Brochure of the 92nd Street Y, 1938


Nat Brandt, in his “Con Brio”, a delightful memoir about the Budapest Quartet, points out that the above advertised performance of the complete cycle of the 16 Beethoven string quartets with the Grosse Fuge was the first ever in New York. That the residents of the western hemisphere’s most cosmopolitan and cultured city had to wait for 110 years after the death of the composer for this celebration to occur is perhaps disappointing, but not surprising. The performance of any one of these works is daunting; to attempt them all is to challenge heaven itself.

The Budapest owned these pieces, performing them as a cycle more than any other group and recording them no less than three different times. Sensitive to the critical charge that they were just “too perfect”, the quartet had a mutually agreed upon policy that too much practice was a bad thing: in order to keep a work fresh and an individual performance spontaneous, the four consistently left a little something for the actual event (even personnel changes did not alter this philosophy). However, when the subject was Beethoven, there was a sea change. No matter how many times they rehearsed these masterworks, there were always revelations for their highly trained ears, nuances emerging from the shadows, beauty and power, heartbreak and heroism born anew. Beethoven himself assured the spontaneity of the concert; the real trick was to try and keep up and communicate music that, increasingly, was written for the deaf man’s own cerebral and emotional enjoyment, the individual sonic moment almost a surrealistic afterthought in a kaleidoscopic inner world of excruciatingly lovely and disturbing dumbshow.

Now a very brave quartet originally from Hungary is presenting their own traversal over six concerts at Alice Tully Hall sponsored by the Chamber Music Society of Lincoln Center. Takacs himself (Gabor Takacs-Nagy) had moved on, but the ensemble that he founded is thriving. For the past few seasons, they have been living with these quartets and taking them on the road, presenting series elongated over several years in various US cities. For this month of January, they are all ours.

Unfortunately, all of the hype and expectation did not insure a magnificent concert experience. The sold-out crowd was indeed feted with playing of a high order of competency, but the underlying cross-currents of emotional conflict, the majestic Beethovenian challenging of the gods, the intimacies of the deaf man’s innerlichkeit, were somewhat muted in an initial session much more notable for dexterity than inspiration.

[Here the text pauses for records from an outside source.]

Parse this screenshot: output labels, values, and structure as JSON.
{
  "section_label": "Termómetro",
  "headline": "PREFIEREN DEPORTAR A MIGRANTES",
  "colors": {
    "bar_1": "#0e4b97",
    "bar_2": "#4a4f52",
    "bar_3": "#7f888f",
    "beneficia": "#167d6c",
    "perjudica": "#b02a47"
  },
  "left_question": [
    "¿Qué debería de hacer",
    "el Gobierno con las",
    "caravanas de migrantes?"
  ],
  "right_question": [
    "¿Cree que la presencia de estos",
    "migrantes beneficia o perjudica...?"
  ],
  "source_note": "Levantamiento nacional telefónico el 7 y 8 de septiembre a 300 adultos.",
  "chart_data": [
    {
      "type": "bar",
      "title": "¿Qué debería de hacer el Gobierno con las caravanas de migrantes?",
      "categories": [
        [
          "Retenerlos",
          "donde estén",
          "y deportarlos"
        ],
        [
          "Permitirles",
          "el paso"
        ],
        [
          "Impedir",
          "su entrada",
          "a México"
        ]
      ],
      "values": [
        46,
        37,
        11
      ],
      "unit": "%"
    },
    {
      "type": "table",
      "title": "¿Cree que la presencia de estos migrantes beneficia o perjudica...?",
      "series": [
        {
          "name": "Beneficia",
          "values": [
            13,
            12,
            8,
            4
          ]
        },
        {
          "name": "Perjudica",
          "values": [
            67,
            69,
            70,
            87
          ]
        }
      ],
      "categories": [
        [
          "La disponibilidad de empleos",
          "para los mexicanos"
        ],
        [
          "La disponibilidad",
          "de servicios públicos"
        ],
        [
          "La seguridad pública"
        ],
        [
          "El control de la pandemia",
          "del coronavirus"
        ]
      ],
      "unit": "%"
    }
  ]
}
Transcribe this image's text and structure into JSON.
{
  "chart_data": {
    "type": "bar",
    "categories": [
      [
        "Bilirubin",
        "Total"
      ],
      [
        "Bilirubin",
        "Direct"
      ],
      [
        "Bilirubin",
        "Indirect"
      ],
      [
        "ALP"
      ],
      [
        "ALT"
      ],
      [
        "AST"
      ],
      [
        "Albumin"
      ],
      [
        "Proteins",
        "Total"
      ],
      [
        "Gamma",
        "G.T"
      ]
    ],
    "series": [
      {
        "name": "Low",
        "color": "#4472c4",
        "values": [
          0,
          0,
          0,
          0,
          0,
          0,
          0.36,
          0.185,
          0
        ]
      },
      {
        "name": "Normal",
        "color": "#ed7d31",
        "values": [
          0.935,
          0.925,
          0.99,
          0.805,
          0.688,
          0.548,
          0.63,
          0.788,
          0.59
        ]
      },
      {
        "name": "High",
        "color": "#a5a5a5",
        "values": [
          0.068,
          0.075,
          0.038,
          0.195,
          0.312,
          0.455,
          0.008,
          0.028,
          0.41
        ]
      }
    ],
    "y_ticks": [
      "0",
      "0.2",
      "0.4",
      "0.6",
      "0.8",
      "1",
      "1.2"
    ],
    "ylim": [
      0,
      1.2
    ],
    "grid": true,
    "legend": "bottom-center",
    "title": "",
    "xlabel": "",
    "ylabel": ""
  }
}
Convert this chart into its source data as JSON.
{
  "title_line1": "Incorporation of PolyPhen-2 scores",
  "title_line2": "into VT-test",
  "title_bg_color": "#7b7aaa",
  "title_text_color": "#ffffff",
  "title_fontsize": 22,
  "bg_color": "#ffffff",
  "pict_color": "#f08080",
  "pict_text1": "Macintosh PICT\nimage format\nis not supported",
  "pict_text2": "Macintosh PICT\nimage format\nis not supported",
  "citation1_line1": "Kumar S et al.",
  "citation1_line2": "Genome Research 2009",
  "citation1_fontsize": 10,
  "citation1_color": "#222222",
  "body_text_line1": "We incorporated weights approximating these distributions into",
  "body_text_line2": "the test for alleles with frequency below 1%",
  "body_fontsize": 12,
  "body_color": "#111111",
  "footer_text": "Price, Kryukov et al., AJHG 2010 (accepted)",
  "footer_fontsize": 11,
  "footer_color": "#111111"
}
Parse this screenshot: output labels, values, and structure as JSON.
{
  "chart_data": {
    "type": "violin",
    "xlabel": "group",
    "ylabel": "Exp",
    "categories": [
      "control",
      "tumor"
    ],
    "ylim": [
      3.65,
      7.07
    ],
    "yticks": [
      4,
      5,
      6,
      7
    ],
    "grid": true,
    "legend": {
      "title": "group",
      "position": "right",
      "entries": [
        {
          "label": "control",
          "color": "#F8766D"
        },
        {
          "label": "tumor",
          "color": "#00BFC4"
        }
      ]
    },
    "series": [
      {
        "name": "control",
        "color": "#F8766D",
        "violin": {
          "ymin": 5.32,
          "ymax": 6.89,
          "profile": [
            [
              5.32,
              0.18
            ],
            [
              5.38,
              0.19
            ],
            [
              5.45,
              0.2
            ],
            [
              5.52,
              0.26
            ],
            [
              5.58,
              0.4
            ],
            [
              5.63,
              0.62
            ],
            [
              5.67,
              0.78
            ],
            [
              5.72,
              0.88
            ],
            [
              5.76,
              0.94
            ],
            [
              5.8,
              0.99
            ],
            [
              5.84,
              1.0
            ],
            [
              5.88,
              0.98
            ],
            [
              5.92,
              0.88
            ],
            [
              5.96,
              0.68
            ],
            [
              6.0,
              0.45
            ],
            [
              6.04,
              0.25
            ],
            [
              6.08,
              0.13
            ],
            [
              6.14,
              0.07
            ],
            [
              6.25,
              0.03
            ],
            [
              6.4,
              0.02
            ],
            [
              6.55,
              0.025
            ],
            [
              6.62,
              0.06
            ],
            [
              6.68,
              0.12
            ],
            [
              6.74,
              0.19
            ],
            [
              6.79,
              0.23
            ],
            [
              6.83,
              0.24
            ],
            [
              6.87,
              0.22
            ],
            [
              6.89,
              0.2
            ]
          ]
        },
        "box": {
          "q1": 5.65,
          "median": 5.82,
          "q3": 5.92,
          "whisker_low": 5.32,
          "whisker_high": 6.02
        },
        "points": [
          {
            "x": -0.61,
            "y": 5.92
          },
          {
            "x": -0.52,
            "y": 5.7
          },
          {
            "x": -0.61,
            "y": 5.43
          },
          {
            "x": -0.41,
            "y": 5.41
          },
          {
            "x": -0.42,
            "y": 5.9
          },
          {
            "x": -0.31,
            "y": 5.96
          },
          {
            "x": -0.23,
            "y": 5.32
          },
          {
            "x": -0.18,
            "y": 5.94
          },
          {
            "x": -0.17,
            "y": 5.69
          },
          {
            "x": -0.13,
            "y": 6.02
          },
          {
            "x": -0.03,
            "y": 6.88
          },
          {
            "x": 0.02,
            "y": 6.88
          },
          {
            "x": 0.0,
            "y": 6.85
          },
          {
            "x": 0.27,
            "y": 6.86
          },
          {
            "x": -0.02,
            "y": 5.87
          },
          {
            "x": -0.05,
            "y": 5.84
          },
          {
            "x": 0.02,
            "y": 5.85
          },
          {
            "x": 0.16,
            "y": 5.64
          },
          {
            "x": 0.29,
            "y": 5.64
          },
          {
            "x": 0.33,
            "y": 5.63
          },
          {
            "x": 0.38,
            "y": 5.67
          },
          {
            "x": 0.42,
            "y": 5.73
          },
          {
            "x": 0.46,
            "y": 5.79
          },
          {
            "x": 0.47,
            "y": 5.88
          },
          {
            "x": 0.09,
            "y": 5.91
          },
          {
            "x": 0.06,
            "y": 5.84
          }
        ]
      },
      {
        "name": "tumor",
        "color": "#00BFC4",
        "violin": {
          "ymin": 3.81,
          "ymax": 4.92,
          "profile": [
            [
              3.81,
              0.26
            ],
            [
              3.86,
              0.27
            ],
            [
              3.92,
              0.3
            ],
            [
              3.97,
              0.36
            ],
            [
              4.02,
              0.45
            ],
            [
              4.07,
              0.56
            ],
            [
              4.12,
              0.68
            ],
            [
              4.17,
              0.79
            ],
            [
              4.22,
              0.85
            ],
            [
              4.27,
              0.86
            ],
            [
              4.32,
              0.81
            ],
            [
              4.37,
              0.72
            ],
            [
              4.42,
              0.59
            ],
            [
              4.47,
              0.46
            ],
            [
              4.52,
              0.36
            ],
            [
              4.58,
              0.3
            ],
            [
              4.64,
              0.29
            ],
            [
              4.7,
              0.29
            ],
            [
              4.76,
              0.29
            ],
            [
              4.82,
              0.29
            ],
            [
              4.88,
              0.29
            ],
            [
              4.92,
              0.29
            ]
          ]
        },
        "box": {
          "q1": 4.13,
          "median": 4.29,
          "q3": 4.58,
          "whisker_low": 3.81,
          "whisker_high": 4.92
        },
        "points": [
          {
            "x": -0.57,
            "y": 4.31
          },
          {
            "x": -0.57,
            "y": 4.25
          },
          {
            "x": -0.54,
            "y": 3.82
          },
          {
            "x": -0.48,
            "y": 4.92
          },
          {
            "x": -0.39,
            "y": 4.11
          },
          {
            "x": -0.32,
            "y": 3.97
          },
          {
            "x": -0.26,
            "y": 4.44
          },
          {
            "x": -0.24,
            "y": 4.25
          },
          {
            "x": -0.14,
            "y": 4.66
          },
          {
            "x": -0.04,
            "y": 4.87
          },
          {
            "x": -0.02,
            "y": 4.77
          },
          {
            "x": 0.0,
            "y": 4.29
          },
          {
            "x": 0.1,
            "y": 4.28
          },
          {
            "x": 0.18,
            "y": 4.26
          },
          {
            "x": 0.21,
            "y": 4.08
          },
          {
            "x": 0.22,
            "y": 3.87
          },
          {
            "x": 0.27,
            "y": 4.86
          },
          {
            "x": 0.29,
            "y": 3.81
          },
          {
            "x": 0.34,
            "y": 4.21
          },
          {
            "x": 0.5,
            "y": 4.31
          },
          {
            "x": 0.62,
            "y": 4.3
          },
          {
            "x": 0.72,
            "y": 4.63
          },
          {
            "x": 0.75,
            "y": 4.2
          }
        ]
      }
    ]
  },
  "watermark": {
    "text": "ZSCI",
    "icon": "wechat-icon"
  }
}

This first installoment, with representatives from all three periods, to wit numbers 2, 11 and 13, was praiseworthy from a technical perspective, but ultimately irrelevant to a total musical experience. If I were a chamber music coach, I would rush my students to hear these master craftsmen; but if I were trying to interest a neophyte in the sheer joy of listening to Beethoven, I would just as eagerly keep them away.